Busy week. Making scones for the first time. Harvesting spring onions in the garden, aka scallions. And, cooking with Indian spices tonight.
Let’s start with the scones. Made for the Mother’s Day event that was canceled. At least I only made the test batch before we got word that predicted heavy rains for today would make it potentially abysmal in the gardens. Turns out the rain was about an hour later than predicted, but we all know about those weather people. Not to be trusted, or believed. (Just kidding, it is hard around here to figure out the weather patterns).
As for those scones.
Blueberries and peaches mixed with peach yogurt. Good peach yogurt from Pequea Valley.
One cup yogurt and one cup fruit. I used defrosted blueberries and peaches, from my Larriland picking last summer. These were added to the other ingredients at the end. I started out with 3 cups AP flour, 1/2 cup cane sugar, 2 tbsp. baking powder and 1 teaspoon baking soda. One stick of very cold unsalted butter added to these and mixed until the texture of a cornmeal. Dump in fruit and yogurt. Bake at 350 degrees for 15 minutes. Sprinkle with powdered sugar.
Next, let’s talk about the garden, and the newly harvested scallions.
I was thinning the white onions today. Took out three scallions that will grace the dinner table tomorrow. My first items this year.
Finally, the spice. The Indian inspired dinner.
Spiced chicken with yogurt sauce. I started out with a recipe but didn’t really follow it at all.
Except sort of, for the yogurt sauce. Easy to make. Big on taste. 6 ounces plain full fat yogurt. One lemon, juiced and zested. One tbsp. cilantro, chopped. Couple of shakes of ground ginger. 1/2 tsp. garlic powder. Salt and pepper to taste. Mix together. Put on everything! This stuff is incredibly tasty.

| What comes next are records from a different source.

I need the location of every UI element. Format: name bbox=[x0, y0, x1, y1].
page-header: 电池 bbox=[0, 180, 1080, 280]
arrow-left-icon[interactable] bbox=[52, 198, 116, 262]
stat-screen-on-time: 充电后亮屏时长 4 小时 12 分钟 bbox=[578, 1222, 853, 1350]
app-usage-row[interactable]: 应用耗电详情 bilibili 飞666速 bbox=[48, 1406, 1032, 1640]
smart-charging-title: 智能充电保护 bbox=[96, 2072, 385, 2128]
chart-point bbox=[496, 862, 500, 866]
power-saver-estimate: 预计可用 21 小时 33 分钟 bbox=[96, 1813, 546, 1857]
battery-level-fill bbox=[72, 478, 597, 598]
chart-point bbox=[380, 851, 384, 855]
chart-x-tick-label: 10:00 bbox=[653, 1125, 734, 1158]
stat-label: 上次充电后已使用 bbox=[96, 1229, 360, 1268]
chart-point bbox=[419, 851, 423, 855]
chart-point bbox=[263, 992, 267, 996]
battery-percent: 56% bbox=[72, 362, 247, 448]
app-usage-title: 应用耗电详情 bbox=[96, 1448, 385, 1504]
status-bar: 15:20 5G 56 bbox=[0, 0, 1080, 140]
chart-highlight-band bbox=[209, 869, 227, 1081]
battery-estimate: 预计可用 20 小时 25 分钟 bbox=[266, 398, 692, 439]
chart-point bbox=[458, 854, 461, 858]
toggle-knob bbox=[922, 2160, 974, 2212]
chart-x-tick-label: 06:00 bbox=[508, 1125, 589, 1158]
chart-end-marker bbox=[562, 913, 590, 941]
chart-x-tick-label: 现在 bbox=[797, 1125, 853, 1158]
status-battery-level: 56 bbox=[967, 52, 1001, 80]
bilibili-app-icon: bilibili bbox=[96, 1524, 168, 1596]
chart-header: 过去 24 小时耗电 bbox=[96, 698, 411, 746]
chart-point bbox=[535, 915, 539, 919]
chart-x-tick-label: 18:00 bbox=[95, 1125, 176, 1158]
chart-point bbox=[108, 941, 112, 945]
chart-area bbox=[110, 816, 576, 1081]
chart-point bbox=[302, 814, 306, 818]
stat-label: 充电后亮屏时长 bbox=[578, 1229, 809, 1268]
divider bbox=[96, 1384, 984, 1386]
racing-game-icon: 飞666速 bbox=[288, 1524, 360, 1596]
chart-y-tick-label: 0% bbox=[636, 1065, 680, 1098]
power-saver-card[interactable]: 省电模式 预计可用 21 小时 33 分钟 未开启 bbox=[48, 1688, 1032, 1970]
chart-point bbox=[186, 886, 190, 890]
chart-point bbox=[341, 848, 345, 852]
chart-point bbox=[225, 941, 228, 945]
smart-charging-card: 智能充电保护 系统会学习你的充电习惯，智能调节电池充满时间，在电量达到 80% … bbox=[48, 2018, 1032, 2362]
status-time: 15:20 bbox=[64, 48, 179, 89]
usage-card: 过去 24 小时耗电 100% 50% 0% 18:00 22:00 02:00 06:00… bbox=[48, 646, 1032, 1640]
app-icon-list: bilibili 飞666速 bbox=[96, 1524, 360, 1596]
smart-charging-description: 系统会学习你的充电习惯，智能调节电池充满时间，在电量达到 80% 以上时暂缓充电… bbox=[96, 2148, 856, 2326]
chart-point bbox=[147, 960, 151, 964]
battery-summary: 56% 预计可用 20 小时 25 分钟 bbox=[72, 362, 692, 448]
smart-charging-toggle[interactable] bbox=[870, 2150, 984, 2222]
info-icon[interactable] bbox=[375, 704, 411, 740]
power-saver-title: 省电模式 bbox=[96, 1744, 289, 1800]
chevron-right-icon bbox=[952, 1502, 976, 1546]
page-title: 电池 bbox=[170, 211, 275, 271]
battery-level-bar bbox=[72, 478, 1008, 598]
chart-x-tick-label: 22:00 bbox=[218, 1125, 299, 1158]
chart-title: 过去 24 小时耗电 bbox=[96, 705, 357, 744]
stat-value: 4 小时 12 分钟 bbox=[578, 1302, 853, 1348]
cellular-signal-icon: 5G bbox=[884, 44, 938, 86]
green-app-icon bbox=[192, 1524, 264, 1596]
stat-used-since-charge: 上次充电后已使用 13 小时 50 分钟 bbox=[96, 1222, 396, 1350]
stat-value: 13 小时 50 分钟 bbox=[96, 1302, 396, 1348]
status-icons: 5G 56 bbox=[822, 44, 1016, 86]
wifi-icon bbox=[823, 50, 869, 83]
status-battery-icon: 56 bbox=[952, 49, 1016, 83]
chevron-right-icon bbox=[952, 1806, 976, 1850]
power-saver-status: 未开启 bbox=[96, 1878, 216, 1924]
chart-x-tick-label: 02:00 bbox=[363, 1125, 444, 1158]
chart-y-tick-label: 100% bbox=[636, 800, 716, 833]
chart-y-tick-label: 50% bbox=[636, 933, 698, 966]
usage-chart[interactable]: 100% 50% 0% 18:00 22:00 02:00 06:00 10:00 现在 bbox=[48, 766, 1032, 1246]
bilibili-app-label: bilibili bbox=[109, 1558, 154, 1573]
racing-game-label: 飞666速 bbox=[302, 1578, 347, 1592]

I had leftover chicken breast, cut into cubes, or strips, or some of each. About 8-10 ounces of chicken. Made a dry rub. Tsp. of cumin. Tsp. of coriander. 1/2 tsp. of paprika. 1/8 tsp. of cinnamon. 1/4 tsp. ground cayenne. Two garlic cloves, minced. Lemon juice and zest. Salt and pepper. Mix with chicken, then cover in olive oil and bake for about 10 minutes at 350 degrees (if it was already cooked chicken). With raw chicken, this would need 20 or so minutes at 400 degrees.
Serve with whatever bread you have to sop it up. I used the olive bread from The Breadery.
Serve it also with a wine that can stand up to the heat of the cayenne. I used a Traminette from Big Cork.
Let’s see what sort of goodies I can make tomorrow with those chicken thighs in last week’s basket.